HousingWireHousingWire
Credit bureau TransUnion disclosed Wednesday that a July cyberattack compromised the personal data of more than 4.4 million consumers, according to a filing with the Office of the Maine Attorney General.
In a letter to affected customers, the company stressed that the breach did not involve its core systems or credit files. Instead, hackers gained “unauthorized access to some of your personal data that was stored on a third-party application. Importantly, no credit information was accessed.”
TransUnion did not identify the vendor involved. A company spokesperson has not responded to HousingWire’s request for comments.
The breach, which happened on July 28, was detected within two days. Nationwide, roughly 4.4 million individuals were affected, including 16,828 in Maine. The company also filed disclosures in California.
TransUnion said the exposed information was limited to “specific data elements” and did not include credit reports or other core credit information.

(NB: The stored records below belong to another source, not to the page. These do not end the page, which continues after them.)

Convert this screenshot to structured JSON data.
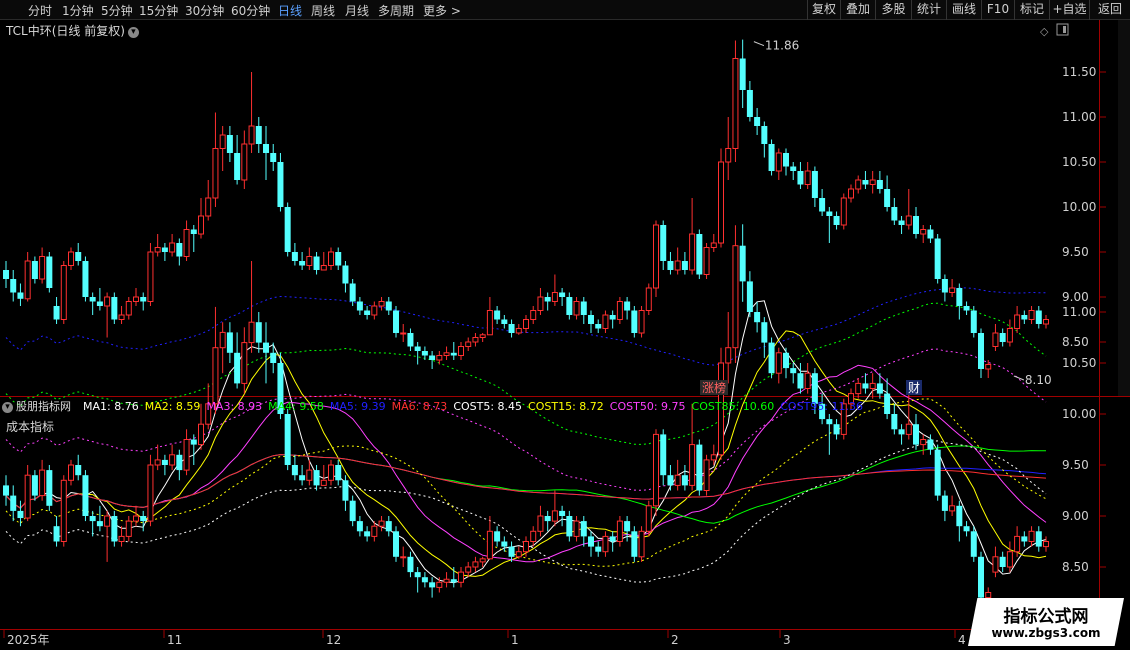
{
  "toolbar": {
    "tabs": [
      "分时",
      "1分钟",
      "5分钟",
      "15分钟",
      "30分钟",
      "60分钟",
      "日线",
      "周线",
      "月线",
      "多周期",
      "更多 >"
    ],
    "active_tab": "日线",
    "right_buttons": [
      "复权",
      "叠加",
      "多股",
      "统计",
      "画线",
      "F10",
      "标记",
      "+自选",
      "返回"
    ]
  },
  "stock": {
    "title": "TCL中环(日线 前复权)",
    "high_label": "11.86",
    "low_label": "8.10",
    "event_zhangbang": "涨榜",
    "event_cai": "财"
  },
  "colors": {
    "up": "#ff3030",
    "down": "#54ffff",
    "ma1": "#ffffff",
    "ma2": "#ffff00",
    "ma3": "#ff40ff",
    "ma4": "#00ff00",
    "ma5": "#2020ff",
    "ma6": "#ff3030",
    "cost5": "#ffffff",
    "cost15": "#ffff00",
    "cost50": "#ff40ff",
    "cost85": "#00ff00",
    "cost95": "#2020ff"
  },
  "price_axis": {
    "ticks": [
      "11.50",
      "11.00",
      "10.50",
      "10.00",
      "9.50",
      "9.00",
      "8.50"
    ]
  },
  "indicator": {
    "name": "股朋指标网",
    "subtitle": "成本指标",
    "items": [
      {
        "key": "ma1",
        "text": "MA1: 8.76"
      },
      {
        "key": "ma2",
        "text": "MA2: 8.59"
      },
      {
        "key": "ma3",
        "text": "MA3: 8.93"
      },
      {
        "key": "ma4",
        "text": "MA4: 9.58"
      },
      {
        "key": "ma5",
        "text": "MA5: 9.39"
      },
      {
        "key": "ma6",
        "text": "MA6: 8.73"
      },
      {
        "key": "cost5",
        "text": "COST5: 8.45"
      },
      {
        "key": "cost15",
        "text": "COST15: 8.72"
      },
      {
        "key": "cost50",
        "text": "COST50: 9.75"
      },
      {
        "key": "cost85",
        "text": "COST85: 10.60"
      },
      {
        "key": "cost95",
        "text": "COST95: 11.36"
      }
    ],
    "ticks": [
      "11.00",
      "10.50",
      "10.00",
      "9.50",
      "9.00",
      "8.50"
    ]
  },
  "date_axis": {
    "labels": [
      "2025年",
      "11",
      "12",
      "1",
      "2",
      "3",
      "4"
    ]
  },
  "watermark": {
    "line1": "指标公式网",
    "line2": "www.zbgs3.com"
  },
  "chart_data": {
    "type": "candlestick",
    "title": "TCL中环(日线 前复权)",
    "y_axis_ticks": [
      8.5,
      9.0,
      9.5,
      10.0,
      10.5,
      11.0,
      11.5
    ],
    "ylim": [
      8.0,
      12.0
    ],
    "x_axis_labels": [
      "2025年",
      "11",
      "12",
      "1",
      "2",
      "3",
      "4"
    ],
    "annotations": [
      {
        "text": "11.86",
        "kind": "high"
      },
      {
        "text": "8.10",
        "kind": "low"
      }
    ],
    "candles": [
      [
        9.3,
        9.2,
        9.4,
        9.1
      ],
      [
        9.2,
        9.05,
        9.3,
        8.95
      ],
      [
        9.05,
        8.98,
        9.15,
        8.9
      ],
      [
        8.98,
        9.4,
        9.5,
        8.95
      ],
      [
        9.4,
        9.2,
        9.45,
        9.15
      ],
      [
        9.2,
        9.45,
        9.55,
        9.15
      ],
      [
        9.45,
        9.1,
        9.5,
        9.05
      ],
      [
        8.9,
        8.75,
        9.0,
        8.7
      ],
      [
        8.75,
        9.35,
        9.4,
        8.7
      ],
      [
        9.35,
        9.5,
        9.55,
        9.3
      ],
      [
        9.5,
        9.4,
        9.6,
        9.35
      ],
      [
        9.4,
        9.0,
        9.45,
        8.95
      ],
      [
        9.0,
        8.95,
        9.05,
        8.8
      ],
      [
        8.95,
        8.9,
        9.1,
        8.85
      ],
      [
        8.9,
        9.0,
        9.05,
        8.55
      ],
      [
        9.0,
        8.75,
        9.05,
        8.7
      ],
      [
        8.75,
        8.8,
        8.9,
        8.7
      ],
      [
        8.8,
        8.95,
        9.0,
        8.75
      ],
      [
        8.95,
        9.0,
        9.1,
        8.9
      ],
      [
        9.0,
        8.95,
        9.05,
        8.85
      ],
      [
        8.95,
        9.5,
        9.6,
        8.9
      ],
      [
        9.5,
        9.55,
        9.7,
        9.45
      ],
      [
        9.55,
        9.5,
        9.6,
        9.4
      ],
      [
        9.5,
        9.6,
        9.7,
        9.45
      ],
      [
        9.6,
        9.45,
        9.65,
        9.35
      ],
      [
        9.45,
        9.75,
        9.85,
        9.4
      ],
      [
        9.75,
        9.7,
        9.8,
        9.5
      ],
      [
        9.7,
        9.9,
        10.1,
        9.65
      ],
      [
        9.9,
        10.1,
        10.3,
        9.85
      ],
      [
        10.1,
        10.65,
        11.05,
        10.0
      ],
      [
        10.65,
        10.8,
        10.9,
        10.4
      ],
      [
        10.8,
        10.6,
        10.9,
        10.5
      ],
      [
        10.6,
        10.3,
        10.8,
        10.25
      ],
      [
        10.3,
        10.7,
        10.85,
        10.2
      ],
      [
        10.7,
        10.9,
        11.5,
        10.6
      ],
      [
        10.9,
        10.7,
        11.0,
        10.6
      ],
      [
        10.7,
        10.6,
        10.9,
        10.3
      ],
      [
        10.6,
        10.5,
        10.7,
        10.4
      ],
      [
        10.5,
        10.0,
        10.6,
        9.95
      ],
      [
        10.0,
        9.5,
        10.05,
        9.45
      ],
      [
        9.5,
        9.4,
        9.6,
        9.35
      ],
      [
        9.4,
        9.35,
        9.5,
        9.3
      ],
      [
        9.35,
        9.45,
        9.55,
        9.3
      ],
      [
        9.45,
        9.3,
        9.5,
        9.25
      ],
      [
        9.3,
        9.35,
        9.5,
        9.3
      ],
      [
        9.35,
        9.5,
        9.55,
        9.3
      ],
      [
        9.5,
        9.35,
        9.55,
        9.3
      ],
      [
        9.35,
        9.15,
        9.4,
        9.05
      ],
      [
        9.15,
        8.95,
        9.2,
        8.9
      ],
      [
        8.95,
        8.85,
        9.0,
        8.8
      ],
      [
        8.85,
        8.8,
        8.9,
        8.75
      ],
      [
        8.8,
        8.9,
        8.95,
        8.75
      ],
      [
        8.9,
        8.95,
        9.0,
        8.85
      ],
      [
        8.95,
        8.85,
        9.0,
        8.8
      ],
      [
        8.85,
        8.6,
        8.9,
        8.55
      ],
      [
        8.6,
        8.6,
        8.7,
        8.5
      ],
      [
        8.6,
        8.45,
        8.65,
        8.4
      ],
      [
        8.45,
        8.4,
        8.5,
        8.25
      ],
      [
        8.4,
        8.35,
        8.45,
        8.3
      ],
      [
        8.35,
        8.3,
        8.4,
        8.2
      ],
      [
        8.3,
        8.35,
        8.4,
        8.25
      ],
      [
        8.35,
        8.38,
        8.45,
        8.3
      ],
      [
        8.38,
        8.35,
        8.5,
        8.3
      ],
      [
        8.35,
        8.45,
        8.5,
        8.3
      ],
      [
        8.45,
        8.5,
        8.55,
        8.4
      ],
      [
        8.5,
        8.55,
        8.6,
        8.45
      ],
      [
        8.55,
        8.58,
        8.6,
        8.5
      ],
      [
        8.58,
        8.85,
        9.0,
        8.75
      ],
      [
        8.85,
        8.75,
        8.9,
        8.7
      ],
      [
        8.75,
        8.7,
        8.8,
        8.65
      ],
      [
        8.7,
        8.6,
        8.75,
        8.55
      ],
      [
        8.6,
        8.65,
        8.7,
        8.58
      ],
      [
        8.65,
        8.75,
        8.8,
        8.6
      ],
      [
        8.75,
        8.85,
        8.9,
        8.7
      ],
      [
        8.85,
        9.0,
        9.1,
        8.8
      ],
      [
        9.0,
        8.95,
        9.05,
        8.85
      ],
      [
        8.95,
        9.05,
        9.25,
        8.9
      ],
      [
        9.05,
        9.0,
        9.1,
        8.9
      ],
      [
        9.0,
        8.8,
        9.05,
        8.75
      ],
      [
        8.8,
        8.95,
        9.0,
        8.75
      ],
      [
        8.95,
        8.8,
        9.0,
        8.7
      ],
      [
        8.8,
        8.7,
        8.85,
        8.6
      ],
      [
        8.7,
        8.65,
        8.75,
        8.6
      ],
      [
        8.65,
        8.8,
        8.85,
        8.6
      ],
      [
        8.8,
        8.75,
        8.85,
        8.65
      ],
      [
        8.75,
        8.95,
        9.0,
        8.7
      ],
      [
        8.95,
        8.85,
        9.0,
        8.75
      ],
      [
        8.85,
        8.6,
        8.9,
        8.55
      ],
      [
        8.6,
        8.85,
        8.9,
        8.55
      ],
      [
        8.85,
        9.1,
        9.15,
        8.8
      ],
      [
        9.1,
        9.8,
        9.85,
        9.0
      ],
      [
        9.8,
        9.4,
        9.85,
        9.3
      ],
      [
        9.4,
        9.3,
        9.5,
        9.25
      ],
      [
        9.3,
        9.4,
        9.55,
        9.25
      ],
      [
        9.4,
        9.3,
        9.5,
        9.25
      ],
      [
        9.3,
        9.7,
        10.1,
        9.25
      ],
      [
        9.7,
        9.25,
        9.75,
        9.2
      ],
      [
        9.25,
        9.55,
        9.6,
        9.2
      ],
      [
        9.55,
        9.6,
        9.7,
        9.5
      ],
      [
        9.6,
        10.5,
        10.65,
        9.55
      ],
      [
        10.5,
        10.65,
        11.0,
        10.3
      ],
      [
        10.65,
        11.65,
        11.85,
        10.5
      ],
      [
        11.65,
        11.3,
        11.86,
        11.1
      ],
      [
        11.3,
        11.0,
        11.4,
        10.95
      ],
      [
        11.0,
        10.9,
        11.1,
        10.8
      ],
      [
        10.9,
        10.7,
        10.95,
        10.55
      ],
      [
        10.7,
        10.4,
        10.75,
        10.35
      ],
      [
        10.4,
        10.6,
        10.65,
        10.3
      ],
      [
        10.6,
        10.45,
        10.65,
        10.35
      ],
      [
        10.45,
        10.4,
        10.5,
        10.3
      ],
      [
        10.4,
        10.25,
        10.5,
        10.2
      ],
      [
        10.25,
        10.4,
        10.5,
        10.2
      ],
      [
        10.4,
        10.1,
        10.45,
        10.0
      ],
      [
        10.1,
        9.95,
        10.2,
        9.9
      ],
      [
        9.95,
        9.9,
        10.0,
        9.6
      ],
      [
        9.9,
        9.8,
        9.95,
        9.75
      ],
      [
        9.8,
        10.1,
        10.15,
        9.75
      ],
      [
        10.1,
        10.2,
        10.25,
        10.05
      ],
      [
        10.2,
        10.3,
        10.35,
        10.15
      ],
      [
        10.3,
        10.25,
        10.4,
        10.2
      ],
      [
        10.25,
        10.3,
        10.4,
        10.15
      ],
      [
        10.3,
        10.2,
        10.4,
        10.15
      ],
      [
        10.2,
        10.0,
        10.35,
        9.95
      ],
      [
        10.0,
        9.85,
        10.1,
        9.8
      ],
      [
        9.85,
        9.8,
        9.9,
        9.7
      ],
      [
        9.8,
        9.9,
        10.2,
        9.75
      ],
      [
        9.9,
        9.7,
        10.0,
        9.65
      ],
      [
        9.7,
        9.75,
        9.8,
        9.6
      ],
      [
        9.75,
        9.65,
        9.8,
        9.6
      ],
      [
        9.65,
        9.2,
        9.7,
        9.15
      ],
      [
        9.2,
        9.05,
        9.25,
        8.95
      ],
      [
        9.05,
        9.1,
        9.2,
        9.0
      ],
      [
        9.1,
        8.9,
        9.15,
        8.75
      ],
      [
        8.9,
        8.85,
        8.95,
        8.8
      ],
      [
        8.85,
        8.6,
        8.9,
        8.55
      ],
      [
        8.6,
        8.2,
        8.65,
        8.1
      ],
      [
        8.2,
        8.25,
        8.3,
        8.1
      ],
      [
        8.45,
        8.6,
        8.7,
        8.4
      ],
      [
        8.6,
        8.5,
        8.65,
        8.45
      ],
      [
        8.5,
        8.65,
        8.75,
        8.45
      ],
      [
        8.65,
        8.8,
        8.9,
        8.6
      ],
      [
        8.8,
        8.75,
        8.85,
        8.7
      ],
      [
        8.75,
        8.85,
        8.9,
        8.7
      ],
      [
        8.85,
        8.7,
        8.9,
        8.65
      ],
      [
        8.7,
        8.75,
        8.8,
        8.65
      ]
    ]
  }
}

The Illinois-based bureau is offering affected consumers two years of free credit monitoring through its myTrueIdentity service, as well as fraud assistance.
TransUnion manages more than 1 billion consumer profiles worldwide, including 200 million in the U.S. Roughly one-third of its revenue comes from mortgage companies.
The disclosure comes eight years after rival Equifax revealed a 2017 data breach that potentially compromised the records of 143 million U.S. consumers. The sector remains a prime target for hackers because of the sensitive financial and personal information it holds.